When Carpinteria gallery owner Frances Puccinelli last had a group show of "outsiders" art a year ago, she was an avid fan and collector--as well as a player in the growing network that studies, collects and discovers these artists. Outsider refers both to the naive quality of the artists' work as well as to their literal status, working in backwoods areas outside the established art-world centers and mind-sets.
Puccinelli's current second annual Outsiders Show is bigger and better, and more of a personal statement. Last spring, she embarked on a trip to the South, where many of the stars in the outsider world live and work. In large part, hers was a professional trek in search of work to hang on her gallery walls.
Many of the artists, including the notorious Howard Finster, are well-known in the field of outsider art. Most of them are included in Charles and Jan Rosenak's fascinating "Encyclopedia of Twentieth-Century Folk Art and Artists," as definitive a volume as there is on this elusive and ever-changing subject.
But Puccinelli's trip was also a pilgrimage to the heart of "the outside," tracing the art to its geographical roots. "Many of these artists are getting old, and I thought that I better go see them while I can," Puccinelli said, standing in her multi-room gallery last week.
And so she did. Eighty-year-old Alabama artist Jimmie Lee Sudduth, who works with pigments and mud, rendered a "Portrait of Frances Puccinelli," which hangs on staircase wall leading up to the gallery and initiates the visitor to the ingenious charm to come.
As a glimpse into the world of unadulterated American folk art, the show is highly enjoyable and enlightening. It's also a fitting celebration of Puccinelli's first year in operation in her well-lit, second-story perch in downtown Carpinteria. During that time, provocative exhibitions have made her gallery one of the most reliably "fine" art spaces in the area.

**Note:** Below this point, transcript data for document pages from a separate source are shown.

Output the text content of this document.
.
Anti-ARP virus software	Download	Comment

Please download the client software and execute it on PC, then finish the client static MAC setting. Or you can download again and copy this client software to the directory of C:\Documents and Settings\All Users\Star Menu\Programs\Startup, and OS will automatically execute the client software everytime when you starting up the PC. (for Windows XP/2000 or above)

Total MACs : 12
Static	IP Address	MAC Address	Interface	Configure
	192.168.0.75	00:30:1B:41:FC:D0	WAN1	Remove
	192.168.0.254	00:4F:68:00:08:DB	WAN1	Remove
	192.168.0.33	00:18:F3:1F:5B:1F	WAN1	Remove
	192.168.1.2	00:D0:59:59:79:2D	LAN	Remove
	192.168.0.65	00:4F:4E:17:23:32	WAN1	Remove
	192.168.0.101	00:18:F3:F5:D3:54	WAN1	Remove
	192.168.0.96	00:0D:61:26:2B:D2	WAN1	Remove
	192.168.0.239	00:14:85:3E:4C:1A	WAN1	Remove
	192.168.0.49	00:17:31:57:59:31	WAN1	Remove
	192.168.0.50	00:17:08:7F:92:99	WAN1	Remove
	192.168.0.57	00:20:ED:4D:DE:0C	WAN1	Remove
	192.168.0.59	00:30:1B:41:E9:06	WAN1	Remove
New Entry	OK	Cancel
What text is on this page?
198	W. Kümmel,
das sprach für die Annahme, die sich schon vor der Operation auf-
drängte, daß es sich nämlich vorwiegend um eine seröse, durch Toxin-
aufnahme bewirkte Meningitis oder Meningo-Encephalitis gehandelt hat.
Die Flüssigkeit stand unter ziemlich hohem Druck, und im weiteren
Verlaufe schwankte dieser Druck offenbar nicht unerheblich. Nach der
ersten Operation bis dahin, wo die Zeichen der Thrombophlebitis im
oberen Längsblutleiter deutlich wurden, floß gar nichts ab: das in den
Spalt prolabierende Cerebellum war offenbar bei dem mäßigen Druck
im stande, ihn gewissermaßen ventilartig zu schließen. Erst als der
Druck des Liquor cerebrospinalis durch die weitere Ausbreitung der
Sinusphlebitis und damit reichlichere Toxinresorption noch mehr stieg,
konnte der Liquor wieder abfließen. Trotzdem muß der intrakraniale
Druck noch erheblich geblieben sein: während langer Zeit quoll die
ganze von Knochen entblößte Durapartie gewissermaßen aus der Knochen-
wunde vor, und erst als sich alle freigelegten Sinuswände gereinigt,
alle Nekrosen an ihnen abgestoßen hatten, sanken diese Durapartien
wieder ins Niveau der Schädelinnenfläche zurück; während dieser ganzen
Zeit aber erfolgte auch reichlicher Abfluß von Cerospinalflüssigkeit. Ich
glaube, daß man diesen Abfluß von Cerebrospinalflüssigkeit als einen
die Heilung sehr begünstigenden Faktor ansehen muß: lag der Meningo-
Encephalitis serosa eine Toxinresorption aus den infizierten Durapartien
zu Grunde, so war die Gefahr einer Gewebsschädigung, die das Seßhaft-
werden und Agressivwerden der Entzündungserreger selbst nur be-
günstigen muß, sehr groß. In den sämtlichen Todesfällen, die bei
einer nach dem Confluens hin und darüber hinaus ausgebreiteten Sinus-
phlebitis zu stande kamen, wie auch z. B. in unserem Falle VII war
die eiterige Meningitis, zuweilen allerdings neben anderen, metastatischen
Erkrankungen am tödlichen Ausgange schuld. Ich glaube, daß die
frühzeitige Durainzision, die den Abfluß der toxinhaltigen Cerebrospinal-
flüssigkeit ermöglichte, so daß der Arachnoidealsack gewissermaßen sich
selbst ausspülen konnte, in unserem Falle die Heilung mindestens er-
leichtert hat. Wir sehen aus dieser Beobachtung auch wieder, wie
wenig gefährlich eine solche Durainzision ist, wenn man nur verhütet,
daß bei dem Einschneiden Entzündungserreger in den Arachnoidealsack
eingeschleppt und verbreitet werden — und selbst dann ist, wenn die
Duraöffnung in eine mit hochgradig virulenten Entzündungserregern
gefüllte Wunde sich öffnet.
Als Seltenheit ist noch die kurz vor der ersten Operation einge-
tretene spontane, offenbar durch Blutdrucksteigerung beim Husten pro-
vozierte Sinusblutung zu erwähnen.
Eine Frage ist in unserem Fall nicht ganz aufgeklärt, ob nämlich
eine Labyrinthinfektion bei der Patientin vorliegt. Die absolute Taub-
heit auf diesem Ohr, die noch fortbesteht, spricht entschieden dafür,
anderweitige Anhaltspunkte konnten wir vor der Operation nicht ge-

Puccinelli's tastes veer toward folk art-like expression from the area or, in this case, beyond. As Puccinelli said: "There's something very authentic about this art and nothing pretentious. It's straight from the gut. I've had artists come here to look, and they love the stuff.
"They especially like these," she said, pointing to the innocent paintings of Ruben A. Miller, whose childlike images are the simplest and most elemental in the gallery. "I've heard them say things like, 'I wish I could get back to that state in my work, that rawness.' "
That rawness amounts to a gallery full of disarmingly simple pleasures. Among the three-dimensional art, there are several elaborately sequined voodoo flags from Haiti. In the back room are several aptly named "ugly jugs," a ceramic tradition dating back to times of slavery.
James (Son) Thomas from Yazoo, Miss., has been many things in his life, including a gravedigger, a sculptor (his pieces here include small wooden images of open caskets) and one of the last of the Delta blues guitar players. Retired teacher and principal Fred Webster whittles up figures from biblical scenes . . . or Little Bo Peep.
Most, but not all, of the art here hails from the South. Two artists are from that nether world just over the mountains in the Santa Ynez Valley.
The late Andrew (Old Man) Block was a Danish emigrant in Solvang. A blacksmith by trade, he depicted early Santa Ynez Valley life on cardboard, sometimes painting on both sides (in which case, the collector gets two for the price of one). "Old Man Block's Denmark" is an idyllic vision of Solvang, the village that has since become kitsch central.
While putting the show together, Puccinelli discovered the shy John Morgan in Santa Ynez and brought him out of the woodwork, so to speak. Like many of the outsiders--and like Ralph Auf der Heide of Goleta, who had an impressive show at the Frances Puccinelli Gallery last month-- Morgan began painting after his retirement. Morgan's paintings, glossy paint on carved wood surfaces, are ornate abstractions that look like ritualistic emblems.
Religious fervor is often a motivation for these artists, as epitomized by the meteoric career of the Rev. Howard Finster, whose work commands respect in many cultural quarters. His work appears in the fine-art world and on album covers of the Talking Heads and R.E.M. At the Frances Puccinelli Gallery, one wall is devoted to recent works by Finster, a furiously prolific folk artist who uses his newfound fame to spread the Gospels and his doomsday prophecy as he sees fit.
Here, Finster has painted scenes and scrawled cryptic messages on panels in the shape of Coke bottles and figures of Elvis Presley, Henry Ford and Finster "with the weight of the world on his shoulders." Otherworldly though his work seems, the headlines--references to the Gulf War, for instance-- always creep into the paintings. There is also a splashily colored Finster telephone. Be the first on your block.